Dieter Chichung Lie

The Project

Regulation of quiescence in adult hippocampal neural stem cells.

Winner

Dr Dieter Chichung Lie
GSF-National Research Center for Environment and Health
Ingolstädter Landstrasse 1
Munich Neuherberg D-85764
Germany
http://www.gsf.de/idg


 



Dr Dieter Chichung Lie is a thirty-five year old German neurobiologist who is working as a Group Leader at the Institute of Developmental Genetics of the GSF-Research Center, Munich, in the area of adult neural stem cell biology.   He gained his Medical degree from the RWTH Aachen, Germany, and completed his Postdoctoral Fellowship at The Salk Institute for Biological Studies in La Jolla, USA, between 1999 and 2005 under the guidance of the eminent Dr Fred Gage. A highly respected researcher in his own right, Dr Lie is author or co-author of a string of papers published in Nature magazine, which examined the cellular and molecular mechanism underlying neural stem cell regulation.

He said: "I am really excited about this award. This is a wonderful opportunity to build a competitive research team in the European Research environment to investigate the biology of adult neural stem cells."

Provisional Award

€ 1,250,000

Project Description

Neural stem cells are undifferentiated cells that have the unique capability to self-renew and to differentiate into all major cell types of the central nervous system. During adulthood, neural stem cells contribute to hippocampal function by continuously generating new hippocampal dentate granule neurons.

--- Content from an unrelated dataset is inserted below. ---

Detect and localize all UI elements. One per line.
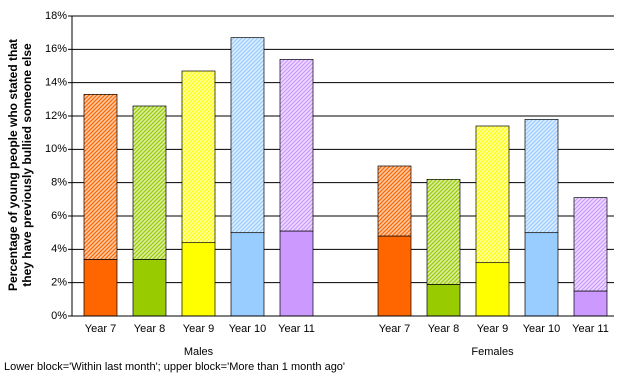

Maintenance of the adult neural stem cell population is required for the generation of adequate numbers of new hippocampal neurons throughout lifetime. Recent evidence suggests that the balance between quiescence and proliferation is crucial for neural stem cell maintenance and that incomplete maintenance of the stem cell pool and the resulting decrease in neurogenesis may contribute to age-related decline in hippocampal function.

The overall aim of this project is to characterize the signaling pathways regulating quiescence of adult hippocampal neural stem cells, specifically focusing on the role on the Wnt/βcatenin2 and FoxO pathways. Preliminary findings indicate that these pathways are active in quiescent neural stem cells, that Wnt/βcatenin signaling and FoxO transcription factors can synergistically enhance the expression of cell cycle inhibitors and inhibit neural stem cell proliferation, and that inhibition of Wnt-signaling results in the loss of quiescent hippocampal neural stem cells.

The interaction of these pathways in neural stem cell quiescence will be investigated using a combination of cellular and molecular in vitro approaches and transgenic in vivo approaches. In addition, we will identify and functionally characterize new targets of Wnt/βcatenin and FoxO interaction to begin to elucidate the cellular machinery underlying quiescence in adult neural stem cells. These studies will not only contribute to a better understanding of the molecular mechanisms underlying neural stem cell quiescence but may also lead to new strategies that aim at the preservatioin of hippocampal function during aging through enhanced stem cell maintenance and preservation of hippocampal neurogenesi

  • 1 The hippocampus is a part of the brain which plays a major role in learning and memory.
  •  Wnt proteins are a family of highly conserved secreted signaling molecules that regulate multiple cellular processes during embryogenesis.